Opinion: Australia Needs Sovereign AI Capability. Here's What That Actually Means


The phrase “AI sovereignty” has been bouncing around Canberra policy circles for the past year. It sounds good in speeches. But when I ask people what it actually means, the answers range from vague to contradictory.

So let me have a go at defining it and arguing why it matters.

What AI Sovereignty Means

AI sovereignty for Australia means three things.

Compute sovereignty. Australia needs domestic AI compute infrastructure so that our most sensitive AI workloads don’t depend on infrastructure controlled by foreign governments or companies. This doesn’t mean every AI model needs to run on Australian servers. It means we have the capacity to run critical workloads domestically when we need to.

Model sovereignty. Australia needs the capability to develop and maintain AI models trained on Australian data, reflecting Australian values and requirements. Relying entirely on American and Chinese foundation models for critical applications creates dependency risks.

Data sovereignty. Australian data used for AI purposes should remain under Australian jurisdiction and legal frameworks. When Australian health data trains an AI model on servers in Virginia, we’ve lost a degree of control that matters.

Why It Matters

The practical argument is straightforward. Every critical dependency on foreign AI infrastructure is a risk.

If the US and China enter a technology conflict that restricts AI access, Australian businesses and government agencies running on American AI platforms face disruption. That’s not hypothetical. We’ve seen technology access used as a geopolitical tool repeatedly.

If a major AI platform changes its terms of service, pricing, or data handling practices, every Australian organisation using that platform has to accept the changes or migrate. Migration from cloud AI platforms is expensive and time-consuming. The power is entirely with the platform provider.

If Australian data leaves Australian jurisdiction for AI processing, our ability to regulate how that data is used diminishes. Data protection laws have limited effect when the data sits on servers in another country operated by companies under another country’s legal system.

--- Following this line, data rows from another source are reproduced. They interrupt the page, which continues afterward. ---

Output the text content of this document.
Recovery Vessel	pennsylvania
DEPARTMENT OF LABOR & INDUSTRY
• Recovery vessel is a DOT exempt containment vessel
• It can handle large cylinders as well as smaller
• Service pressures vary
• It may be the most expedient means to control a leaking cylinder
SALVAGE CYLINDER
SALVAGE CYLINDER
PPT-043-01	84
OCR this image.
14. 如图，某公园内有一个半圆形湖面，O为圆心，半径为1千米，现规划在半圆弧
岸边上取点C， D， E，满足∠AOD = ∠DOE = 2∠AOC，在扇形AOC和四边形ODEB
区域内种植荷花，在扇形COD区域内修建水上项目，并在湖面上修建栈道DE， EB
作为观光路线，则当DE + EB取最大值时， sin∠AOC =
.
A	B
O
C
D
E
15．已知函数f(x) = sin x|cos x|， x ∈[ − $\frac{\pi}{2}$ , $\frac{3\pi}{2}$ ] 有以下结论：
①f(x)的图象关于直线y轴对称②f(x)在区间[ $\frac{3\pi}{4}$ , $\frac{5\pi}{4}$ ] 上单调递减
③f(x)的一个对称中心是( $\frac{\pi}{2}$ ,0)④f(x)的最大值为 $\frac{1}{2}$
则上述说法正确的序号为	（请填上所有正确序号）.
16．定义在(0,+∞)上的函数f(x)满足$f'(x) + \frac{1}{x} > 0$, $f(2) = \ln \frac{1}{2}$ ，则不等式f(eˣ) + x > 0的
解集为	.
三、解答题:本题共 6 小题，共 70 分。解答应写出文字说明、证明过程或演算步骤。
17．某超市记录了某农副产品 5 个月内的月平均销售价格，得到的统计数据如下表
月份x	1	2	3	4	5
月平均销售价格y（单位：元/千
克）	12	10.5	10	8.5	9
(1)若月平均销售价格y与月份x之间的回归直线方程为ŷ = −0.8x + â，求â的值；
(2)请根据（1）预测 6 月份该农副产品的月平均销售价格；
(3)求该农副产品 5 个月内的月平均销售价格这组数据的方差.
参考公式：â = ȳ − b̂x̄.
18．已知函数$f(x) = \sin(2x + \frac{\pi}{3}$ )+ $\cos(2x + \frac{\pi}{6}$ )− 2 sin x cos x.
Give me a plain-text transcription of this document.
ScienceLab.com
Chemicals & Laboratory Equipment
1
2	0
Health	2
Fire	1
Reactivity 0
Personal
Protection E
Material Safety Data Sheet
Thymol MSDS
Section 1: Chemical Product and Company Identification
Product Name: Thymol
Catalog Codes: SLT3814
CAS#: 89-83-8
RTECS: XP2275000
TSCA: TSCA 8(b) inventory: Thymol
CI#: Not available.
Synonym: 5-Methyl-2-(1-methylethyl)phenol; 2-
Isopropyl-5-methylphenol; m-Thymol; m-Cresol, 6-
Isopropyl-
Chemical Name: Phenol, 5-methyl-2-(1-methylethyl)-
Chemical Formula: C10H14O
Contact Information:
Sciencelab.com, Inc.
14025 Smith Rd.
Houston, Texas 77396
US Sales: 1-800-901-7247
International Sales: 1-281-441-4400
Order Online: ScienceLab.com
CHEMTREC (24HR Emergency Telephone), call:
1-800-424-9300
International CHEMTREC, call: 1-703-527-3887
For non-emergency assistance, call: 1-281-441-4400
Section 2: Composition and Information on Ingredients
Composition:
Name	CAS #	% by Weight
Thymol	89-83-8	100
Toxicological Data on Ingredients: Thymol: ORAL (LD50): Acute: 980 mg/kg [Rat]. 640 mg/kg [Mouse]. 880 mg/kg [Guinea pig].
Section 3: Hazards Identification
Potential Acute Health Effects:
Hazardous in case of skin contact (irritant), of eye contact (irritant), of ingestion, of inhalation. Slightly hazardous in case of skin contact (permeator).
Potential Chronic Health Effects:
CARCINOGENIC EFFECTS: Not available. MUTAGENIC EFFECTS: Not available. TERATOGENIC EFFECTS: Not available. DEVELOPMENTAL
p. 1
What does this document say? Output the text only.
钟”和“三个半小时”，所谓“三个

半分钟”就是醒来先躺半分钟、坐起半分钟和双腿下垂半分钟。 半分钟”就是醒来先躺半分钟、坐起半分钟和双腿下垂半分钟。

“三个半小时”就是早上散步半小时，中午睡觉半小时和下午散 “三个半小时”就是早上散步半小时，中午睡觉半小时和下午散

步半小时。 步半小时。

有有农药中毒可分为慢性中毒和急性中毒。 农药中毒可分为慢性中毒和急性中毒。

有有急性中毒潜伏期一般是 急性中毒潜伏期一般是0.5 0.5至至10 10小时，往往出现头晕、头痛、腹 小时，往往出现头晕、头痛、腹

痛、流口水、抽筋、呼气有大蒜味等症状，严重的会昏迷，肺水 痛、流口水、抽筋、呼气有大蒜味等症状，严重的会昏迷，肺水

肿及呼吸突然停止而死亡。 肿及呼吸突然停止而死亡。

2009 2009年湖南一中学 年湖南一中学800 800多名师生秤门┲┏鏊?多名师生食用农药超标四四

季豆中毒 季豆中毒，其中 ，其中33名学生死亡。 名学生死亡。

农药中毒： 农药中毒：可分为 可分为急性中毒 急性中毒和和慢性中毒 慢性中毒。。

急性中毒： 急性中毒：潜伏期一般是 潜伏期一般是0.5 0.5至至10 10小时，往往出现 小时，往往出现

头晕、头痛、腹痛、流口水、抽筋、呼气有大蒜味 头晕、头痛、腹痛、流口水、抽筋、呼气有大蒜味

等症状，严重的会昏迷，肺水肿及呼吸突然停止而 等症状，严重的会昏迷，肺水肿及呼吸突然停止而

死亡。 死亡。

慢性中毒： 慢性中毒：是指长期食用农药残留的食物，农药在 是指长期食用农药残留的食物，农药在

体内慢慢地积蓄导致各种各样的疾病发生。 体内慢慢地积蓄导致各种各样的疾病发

And there’s the economic argument. AI is the most important technology of this generation. Countries that develop domestic AI capability capture the economic value of AI development. Countries that only consume imported AI services pay for capability without building it.

What Australia Actually Has

Let’s be honest about our starting position. It’s better than the pessimists suggest but worse than the optimists claim.

On compute, Australia has limited AI-specific infrastructure. We have data centres, but purpose-built AI compute at the scale needed for training large models is sparse. The government has announced investment in this area, and several private sector initiatives are underway, but we’re years behind the US and China.

On models, Australian institutions have developed good AI models for specific applications. CSIRO’s Data61 does excellent applied AI research. Australian universities produce world-class AI researchers (who then mostly leave for better-funded overseas positions). What we lack is the ability to train large foundation models. That requires compute infrastructure we don’t have.

On data, Australian organisations generate vast amounts of valuable data. We have extensive government datasets, strong research data infrastructure, and increasing amounts of industry data. But much of this data is fragmented, poorly catalogued, and underused for AI development.

What We Should Do

Invest in domestic AI compute. The announced government investment in AI compute is a start but needs to be accelerated. Australia should have at least one world-class AI compute facility capable of training large models. This is infrastructure investment, not a research grant. It should be treated with the same strategic importance as defence infrastructure.

Build Australian foundation models. We should develop foundation models trained on Australian data for Australian applications. Not to compete with GPT or Claude on general capability, but to have models that understand Australian English, Australian institutions, Australian law, and Australian cultural context. These don’t need to be the biggest models. They need to be the most appropriate for Australian use cases.

Create a national AI data infrastructure. Make Australian datasets usable for AI development while protecting privacy. This means standardised data formats, cataloguing, access frameworks, and privacy-preserving techniques like the federated learning approaches CSIRO is developing.

Retain AI talent. The brain drain of Australian AI researchers to overseas positions is a genuine problem. We can’t match Silicon Valley salaries, but we can offer world-class research infrastructure, interesting problems, quality of life, and career paths that don’t require relocation. The government’s proposed AI research fellowships are a good start.

Regulate with sovereignty in mind. AI regulation should include provisions for domestic capability. Government AI procurement should preference domestically developed solutions where they meet requirements. Critical infrastructure AI should be required to run on Australian infrastructure.

The Cost of Inaction

If Australia doesn’t invest in AI sovereignty, we become a technology consumer entirely dependent on foreign providers. Our most sensitive data processes through foreign infrastructure. Our economic activity generates value captured overseas. Our national security depends on continued access to technology controlled by others.

That’s not a position any serious country should accept for a technology this important.

The investment required is significant but proportionate to the stakes. The National Reconstruction Fund already has manufacturing and technology mandates. The defence budget already includes technology investment. Redirecting a fraction of these existing allocations toward AI sovereignty would make a meaningful difference.

Australia has the research talent, the data, and the economic scale to build meaningful AI sovereignty. What we need is the strategic decision to do it and the discipline to follow through. Every year of delay makes the gap harder to close.